Good morning, mindful ones! It’s the week of Thanksgiving, and we have so much to be thankful for!
Let’s move onward in our study of the eight limbs of yoga.
Last week, we covered dharana, our sixth limb of yoga. Dharana sets the stage for dhyana, the perfect contemplation of meditation.
Dhyana is total absorption into the object being focused on. This uninterrupted flow of concentration creates devotion. Dhyana distinctly differs from the one-pointed concentration of dharana in that it is ultimately a state of being keenly aware without focus. In this quiet stillness the brain produces few or no thoughts at all. The strength and stamina it takes to reach this state of stillness is quite impressive. In dhyana we dissolve separateness and experience the deep river of peace.
As you cultivate a consistent meditation practice, you will derive both mental and physical benefits in your life. Modern science and medicine are just now measuring the benefits of this ancient practice to explain how the body physiologically changes and how each of the trillions of body cells are charged with more prana (energy). Increased life force or prana results in joy, peace, and enthusiasm. Below I’ve listed a small percentage of the vast benefits of mediation.

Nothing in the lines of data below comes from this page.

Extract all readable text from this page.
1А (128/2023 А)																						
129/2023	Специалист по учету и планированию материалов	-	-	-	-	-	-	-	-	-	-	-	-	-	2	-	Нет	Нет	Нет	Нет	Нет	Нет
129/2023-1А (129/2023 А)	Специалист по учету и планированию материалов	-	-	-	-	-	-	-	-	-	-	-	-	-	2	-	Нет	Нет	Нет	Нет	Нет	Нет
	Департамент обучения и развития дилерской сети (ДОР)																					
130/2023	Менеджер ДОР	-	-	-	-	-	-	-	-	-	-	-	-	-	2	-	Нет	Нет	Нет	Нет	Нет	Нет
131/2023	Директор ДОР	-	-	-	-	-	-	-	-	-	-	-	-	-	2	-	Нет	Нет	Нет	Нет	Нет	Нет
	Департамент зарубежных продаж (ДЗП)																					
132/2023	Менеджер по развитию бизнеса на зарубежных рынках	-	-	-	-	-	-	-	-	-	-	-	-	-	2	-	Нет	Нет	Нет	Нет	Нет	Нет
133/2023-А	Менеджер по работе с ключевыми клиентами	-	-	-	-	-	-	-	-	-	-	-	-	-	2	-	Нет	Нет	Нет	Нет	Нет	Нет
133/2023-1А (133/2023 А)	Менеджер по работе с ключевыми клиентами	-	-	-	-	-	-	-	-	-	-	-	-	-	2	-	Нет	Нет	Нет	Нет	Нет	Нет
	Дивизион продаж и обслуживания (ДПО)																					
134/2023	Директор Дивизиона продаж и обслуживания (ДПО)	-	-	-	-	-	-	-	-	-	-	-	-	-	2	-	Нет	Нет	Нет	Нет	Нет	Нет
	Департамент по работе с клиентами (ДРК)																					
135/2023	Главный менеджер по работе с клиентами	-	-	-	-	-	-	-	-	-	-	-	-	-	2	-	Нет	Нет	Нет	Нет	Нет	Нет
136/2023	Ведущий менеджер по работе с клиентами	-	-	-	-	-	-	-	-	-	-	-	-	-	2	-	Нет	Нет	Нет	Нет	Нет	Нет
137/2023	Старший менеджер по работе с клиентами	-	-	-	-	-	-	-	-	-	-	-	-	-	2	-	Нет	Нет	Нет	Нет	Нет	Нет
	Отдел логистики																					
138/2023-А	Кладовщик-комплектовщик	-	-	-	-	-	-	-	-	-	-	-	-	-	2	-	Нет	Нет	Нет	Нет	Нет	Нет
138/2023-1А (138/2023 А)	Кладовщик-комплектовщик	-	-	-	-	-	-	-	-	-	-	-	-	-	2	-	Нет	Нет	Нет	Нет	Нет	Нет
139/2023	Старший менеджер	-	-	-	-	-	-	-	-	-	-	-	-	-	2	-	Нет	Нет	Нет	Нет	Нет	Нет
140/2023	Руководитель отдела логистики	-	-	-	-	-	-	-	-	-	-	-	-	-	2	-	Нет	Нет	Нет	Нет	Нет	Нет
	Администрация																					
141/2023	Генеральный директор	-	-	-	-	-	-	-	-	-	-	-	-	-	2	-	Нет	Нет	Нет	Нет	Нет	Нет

▪ Lowers high blood pressure
▪ Reduces anxiety
▪ Decreases tension-related pain, such as, tension headaches, ulcers, insomnia, muscle and joint problems
▪ Increases serotonin production that improves mood and behavior
▪ Improves the immune system
▪ Increases energy level, as you gain an inner source of energy
▪ Can assist with weight loss and other physical goals
▪ Improved athletic performance
▪ Can provide significant relief from asthma and allergies
Mental Benefits of Meditation
Meditation brings the brainwave pattern into a relaxed state that promotes healing. The mind becomes fresh, delicate and beautiful. With regular practice of meditation:
▪ Emotional stability improves
▪ Creativity increases
▪ Happiness increases
▪ Intuition develops
▪ Increase in mental clarity
▪ Sharpens the mind by increasing focus
▪ Slows aging of your mind
▪ Can help with improving relationships
How do you tell the difference between concentration and meditation? If there is awareness of distraction, you are concentrating and not meditating. The calm achieved in meditation spills over into all aspects of your life. Try practicing meditation during a hectic day at work, shopping for groceries, attempting to return/exchange holiday gifts, or even waiting in a busy queue of traffic!
Start small; set your timer for five minutes each day and build from there. Imagine yourself at this time next year after a full year of meditating! You are 100 percent pure potential, my friend! Let’s talk more next year… On behalf of all of us at YBD, wishing you and your family a safe, healthy and prosperous new year filled with love, happiness, success, yoga and meditation!